Turkcell’in gündelik yaşamı her şeye rağmen devam ederken geçtiğimiz yıl devreye giren yeni Türk Ticaret Kanunu kapsamında genel kuruldaki sandalye yapısının da değişmesi bekleniyor. Yeni kanuna göre minimum bağımsız üye sayısında artış yaşanacak. Ortaklar bir araya gelerek öyle ya da böyle bağımsız üye seçecekler ki ticaret kanunu içinde “eğer ortaklar kendi aralarında anlaşamazlarsa devlet birilerini bulur” olarak okunabilecek maddeler var.
Peki nedir ortaklar arasında anlaşmazlık yaratan bu sandalye meselesi? Konu aynı eskiden deniz kenarında oynanan eksik sayıda sandalyenin etrafında yapılan dansa benziyor. Müzik varken herkes dans ediyor. Müzik durur durmaz herkes bir sandalye kapmaya çalışıyor. Akta kalan oyundan çıkıyor.

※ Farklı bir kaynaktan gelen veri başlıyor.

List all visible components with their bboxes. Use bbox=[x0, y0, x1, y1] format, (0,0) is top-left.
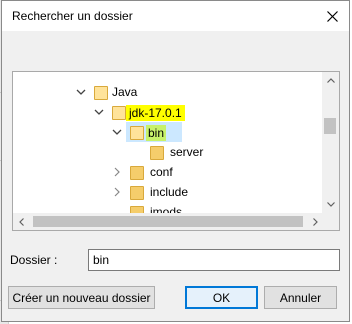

Mevcut sandalye dağılımına bakıldığında karşımıza her şirketten eşit şekilde ikişer üye çıkıyor. Çukurova’dan Mehmet Bülent Ergin ve Nazlı Karamehmet Williams; Altimo’dan Oleg Malis ve Alexey Khudyakov; Telia Sonera’dan Tero Erkki Kivisaari ve Karin Eliasson yönetim takımının şirketler tarafını temsil ederken Colin Williams da bağımsız üyeliğinin yanında yönetim kurulu başkanlığını yürütüyor.
Daha önce konan şartlar kapsamında şirkette bir değişiklik yapılabilmesi için 7 üyeden beşinin onay vermesi gerekiyor. Bu kapsamda herhangi iki şirket kendi aralarında karar alarak şirketin ele geçirilmesi engellenmesi planlanmış. Bir kesin karar alabilmek için en az üç partinin, üç şirket ya da iki şirket artı bağımsız üyenin ortak oy vermesi gerekiyor.
Şimdiye kadar yaşanan kavgaların önemli bir kısmı bu noktada yaşanıyor: Zira Telia Sonera ve Altimo, son bir yıldır neredeyse her demeçlerinde Colin Williams’ı eleştiriyor. Eleştiriler şu noktalarda yoğunlaşıyor:
- Colin Williams GSM sektörünü bilen bir kişi değil, geçmiş tecrübelerinin hiçbiri şu andaki işine yakın değil.
- Colin Williams GSM sektöründe bir firmayı yönetecek dinamizme sahip değil, hızlı karar almada Turkcell’in olması gerektiği hıza yetişemiyor.
- Colin Williams tarafsız bir üyenin sahip olması gereken özelliklere sahip değil ve daha çok Çukurova Grubu’nun çıkarlarını korur yönde hareket ediyor.
Bu yüzden yönetim kurulu toplantıları 2010 yılı sonu itibarıyla büyük bir gerginlik içinde geçmeye başladı. Ardından bu gerginlik yerini çözümsüzlüğe götüren somut adımlara bıraktı: Yönetim kurulunun tek bir kararda birleşememesi yüzünden Türkiye’nin en karlı ve New York borsasına kote şirketlerinden biri olan Turkcell kar payı dağıtamamaya başladı. Taraflar açıkça söylemeseler de bunun adını şöyle koydular: Şirketin daha iyi yönetilmesi için bir takım adımların atılması gerekiyor, ama bu adımlar her seferinde engelleniyor. Şirket bundan zarar görüyor ve bir an önce bu sorunu ortadan kaldıracak adımlar atılmalı.
Ne var ki bu sorunların hiçbiri ortadan kalkmadı. O yüzden de 2010 yılının kar paylarını alamayan en büyüğünden en küçüğüne kadar olan yatırımcıların sorunu bir sonraki yıla da sarktı.
Bu arada genel kurula trafiğe sıkıştığı ve/veya hasta olduğu için gelemeyen hükümet komiserlerinin durumu olayı daha da katlanılabilir bir hale getirmediği gibi Türkiye’nin itibarını yurt dışı yatırımcılar nezdinde çok kötü bir noktaya getirdi.
Bugün genel kurulun ne zaman yapılacağı konusunda net bir zamanlamayı kimse veremiyor. Çözümün SPK’da mı, yeni Türk Ticaret Kanunu’nda mı, TBMM çatısı altında mı yoksa çok uzak denizlerdeki İngiliz adaları üstünde kurulmuş mahkemelerde mi olduğunu söylemek güç.